Teenager Gideonette de la Rey (Anchen du Plessis) doesn’t like her name. In fact, our protagonist is convinced her unusual moniker carries a curse. Her father, the pastor of a small church, he assures her there’s no such curse. But then one day he’s found dead in the church building.
Gideonette is obsessed with the curse and begins writing a list of ways it might cause her to die. Her alcoholic mother (Hanlé Barnard) finds out and forbids her from looking at the list.
When her mother checks herself into a hospital “for some rest”, Nettie, as she prefers to be called, moves in with her grandparents Willem (Pierre van Pletzen) and Koekie (Rika Sennett) whose farmhouse is surrounded by countryside where she meets a younger boy Bhubesi (Themba Ntuli), a mute, who with the help of her grandfather is building a giant spaceship in the shape of a meerkat so that he can blast off into the stars…
The above probably sounds completely bonkers.

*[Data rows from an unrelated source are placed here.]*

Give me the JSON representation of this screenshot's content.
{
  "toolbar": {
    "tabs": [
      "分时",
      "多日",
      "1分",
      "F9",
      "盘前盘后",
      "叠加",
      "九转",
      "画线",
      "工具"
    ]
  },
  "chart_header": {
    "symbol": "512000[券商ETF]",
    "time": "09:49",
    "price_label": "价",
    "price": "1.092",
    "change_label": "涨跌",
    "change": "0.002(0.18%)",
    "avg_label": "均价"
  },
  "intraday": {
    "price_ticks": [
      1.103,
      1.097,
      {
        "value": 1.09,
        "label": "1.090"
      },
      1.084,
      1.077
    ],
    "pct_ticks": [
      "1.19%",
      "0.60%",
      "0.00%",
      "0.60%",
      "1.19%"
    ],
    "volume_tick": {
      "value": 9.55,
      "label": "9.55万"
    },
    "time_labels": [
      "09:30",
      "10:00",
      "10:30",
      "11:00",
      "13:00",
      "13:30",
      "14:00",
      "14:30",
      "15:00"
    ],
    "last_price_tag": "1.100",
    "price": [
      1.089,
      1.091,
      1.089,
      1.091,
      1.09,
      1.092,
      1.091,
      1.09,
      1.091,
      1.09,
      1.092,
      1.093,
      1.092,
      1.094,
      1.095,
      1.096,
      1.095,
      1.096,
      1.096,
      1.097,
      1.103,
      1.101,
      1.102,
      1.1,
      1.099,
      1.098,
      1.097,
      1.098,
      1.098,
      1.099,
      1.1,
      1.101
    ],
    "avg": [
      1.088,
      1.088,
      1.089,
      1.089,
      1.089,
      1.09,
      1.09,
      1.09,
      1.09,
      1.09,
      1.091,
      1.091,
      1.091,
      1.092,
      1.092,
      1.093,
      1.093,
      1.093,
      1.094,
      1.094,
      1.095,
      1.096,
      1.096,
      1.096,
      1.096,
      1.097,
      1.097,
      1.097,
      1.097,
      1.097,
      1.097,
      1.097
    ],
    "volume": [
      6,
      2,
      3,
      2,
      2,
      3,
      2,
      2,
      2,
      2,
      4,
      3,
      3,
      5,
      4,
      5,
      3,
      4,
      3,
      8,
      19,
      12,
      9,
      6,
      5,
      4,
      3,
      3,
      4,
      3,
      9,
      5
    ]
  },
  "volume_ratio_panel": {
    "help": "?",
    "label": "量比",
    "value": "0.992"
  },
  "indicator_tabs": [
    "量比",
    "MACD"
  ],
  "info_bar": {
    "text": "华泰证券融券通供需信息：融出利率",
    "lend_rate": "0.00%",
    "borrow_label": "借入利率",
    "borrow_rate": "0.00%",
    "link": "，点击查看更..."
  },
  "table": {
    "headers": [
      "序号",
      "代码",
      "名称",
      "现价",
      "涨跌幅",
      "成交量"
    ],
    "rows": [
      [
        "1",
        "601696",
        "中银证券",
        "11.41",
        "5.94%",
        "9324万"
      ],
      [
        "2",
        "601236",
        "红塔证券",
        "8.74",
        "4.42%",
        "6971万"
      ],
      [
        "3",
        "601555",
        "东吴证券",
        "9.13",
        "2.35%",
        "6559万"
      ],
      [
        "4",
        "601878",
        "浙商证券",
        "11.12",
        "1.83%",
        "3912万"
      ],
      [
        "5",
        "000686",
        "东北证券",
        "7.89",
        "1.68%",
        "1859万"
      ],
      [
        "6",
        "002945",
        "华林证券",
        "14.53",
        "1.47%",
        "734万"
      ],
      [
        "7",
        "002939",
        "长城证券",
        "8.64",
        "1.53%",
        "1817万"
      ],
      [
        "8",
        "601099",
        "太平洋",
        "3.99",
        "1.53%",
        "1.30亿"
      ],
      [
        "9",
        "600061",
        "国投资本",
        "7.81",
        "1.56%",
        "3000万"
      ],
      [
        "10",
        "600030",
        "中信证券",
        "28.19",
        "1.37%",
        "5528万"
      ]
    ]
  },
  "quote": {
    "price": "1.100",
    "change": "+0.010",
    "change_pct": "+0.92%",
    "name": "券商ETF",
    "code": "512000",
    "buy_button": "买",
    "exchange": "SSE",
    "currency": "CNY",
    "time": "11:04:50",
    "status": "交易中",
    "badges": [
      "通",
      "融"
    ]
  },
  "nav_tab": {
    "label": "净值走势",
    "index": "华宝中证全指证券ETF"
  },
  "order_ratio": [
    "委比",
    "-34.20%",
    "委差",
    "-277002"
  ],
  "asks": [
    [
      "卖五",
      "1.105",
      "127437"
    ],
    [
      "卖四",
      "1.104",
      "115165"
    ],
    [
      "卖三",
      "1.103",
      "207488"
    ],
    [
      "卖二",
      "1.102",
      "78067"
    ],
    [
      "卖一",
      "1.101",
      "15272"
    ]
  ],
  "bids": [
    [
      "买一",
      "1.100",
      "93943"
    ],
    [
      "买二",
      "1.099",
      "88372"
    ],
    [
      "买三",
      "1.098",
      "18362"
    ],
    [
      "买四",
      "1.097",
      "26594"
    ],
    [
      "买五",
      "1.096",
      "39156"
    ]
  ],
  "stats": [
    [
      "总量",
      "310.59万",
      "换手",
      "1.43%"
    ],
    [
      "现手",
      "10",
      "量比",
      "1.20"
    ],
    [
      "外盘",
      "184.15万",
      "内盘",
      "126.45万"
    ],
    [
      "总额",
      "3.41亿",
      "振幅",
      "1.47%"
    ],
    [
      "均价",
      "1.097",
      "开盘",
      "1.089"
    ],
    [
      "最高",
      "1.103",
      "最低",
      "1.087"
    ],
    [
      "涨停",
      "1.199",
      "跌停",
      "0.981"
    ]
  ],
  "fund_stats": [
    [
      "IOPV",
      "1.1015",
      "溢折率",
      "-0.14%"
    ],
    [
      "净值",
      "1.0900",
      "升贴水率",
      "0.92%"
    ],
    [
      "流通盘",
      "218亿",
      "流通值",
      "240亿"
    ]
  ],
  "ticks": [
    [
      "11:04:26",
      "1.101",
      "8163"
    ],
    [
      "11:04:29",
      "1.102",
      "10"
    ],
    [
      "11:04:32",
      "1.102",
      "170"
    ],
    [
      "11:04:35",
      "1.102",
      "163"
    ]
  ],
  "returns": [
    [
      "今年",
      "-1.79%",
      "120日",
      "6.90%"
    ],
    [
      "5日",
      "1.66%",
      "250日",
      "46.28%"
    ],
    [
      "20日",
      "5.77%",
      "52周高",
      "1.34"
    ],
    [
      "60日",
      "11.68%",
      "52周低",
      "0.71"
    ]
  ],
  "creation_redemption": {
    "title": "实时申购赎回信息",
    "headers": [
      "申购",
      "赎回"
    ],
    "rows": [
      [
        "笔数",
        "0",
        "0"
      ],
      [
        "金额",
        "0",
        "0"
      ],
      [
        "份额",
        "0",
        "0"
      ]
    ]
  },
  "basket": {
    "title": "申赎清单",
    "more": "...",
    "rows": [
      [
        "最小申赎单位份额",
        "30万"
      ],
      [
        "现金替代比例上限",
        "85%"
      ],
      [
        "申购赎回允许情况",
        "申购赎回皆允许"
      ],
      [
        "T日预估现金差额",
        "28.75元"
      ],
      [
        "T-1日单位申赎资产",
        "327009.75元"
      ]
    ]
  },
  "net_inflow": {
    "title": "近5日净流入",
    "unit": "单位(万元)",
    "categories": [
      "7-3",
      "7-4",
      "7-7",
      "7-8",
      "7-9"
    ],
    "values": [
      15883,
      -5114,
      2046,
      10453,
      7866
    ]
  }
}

But it’s really hard to do this film justice simply by talking about its plot. So much else is going on, not least the exquisite cinematography which lend many of Nettie’s scenes, some of them walking through vegetation in sunlight, an ethereal dreamlike quality.
This is a film about coming to terms with your past and letting go of fear in order to move forward. And then there’s the fact that this is a South African movie set in a loosely defined time presumably while the country was still under Apartheid, in which this writer, for one, kept wondering where all the black people were.
Well, the mute Bhubesi is black, as his briefly seen mum, and while the white Nettie’s relationship with him is quite odd, it doesn’t seem to be so much about race as about friendship for someone who needs a helping hand. Which both these characters do in their differing ways.
For the finale, all the hitherto hidden black people finally appear alongside the white Nettie and her grandparents with a feeling of different colour skinned people getting along together and moving forward. And of Nettie finding herself in this new context. A wonderfully and thoroughly subversive little film which deserves to be widely seen.
Meerkat Moonship played in the Schlingel International Film Festival where it deservedly picked up the Fipresci jury prize.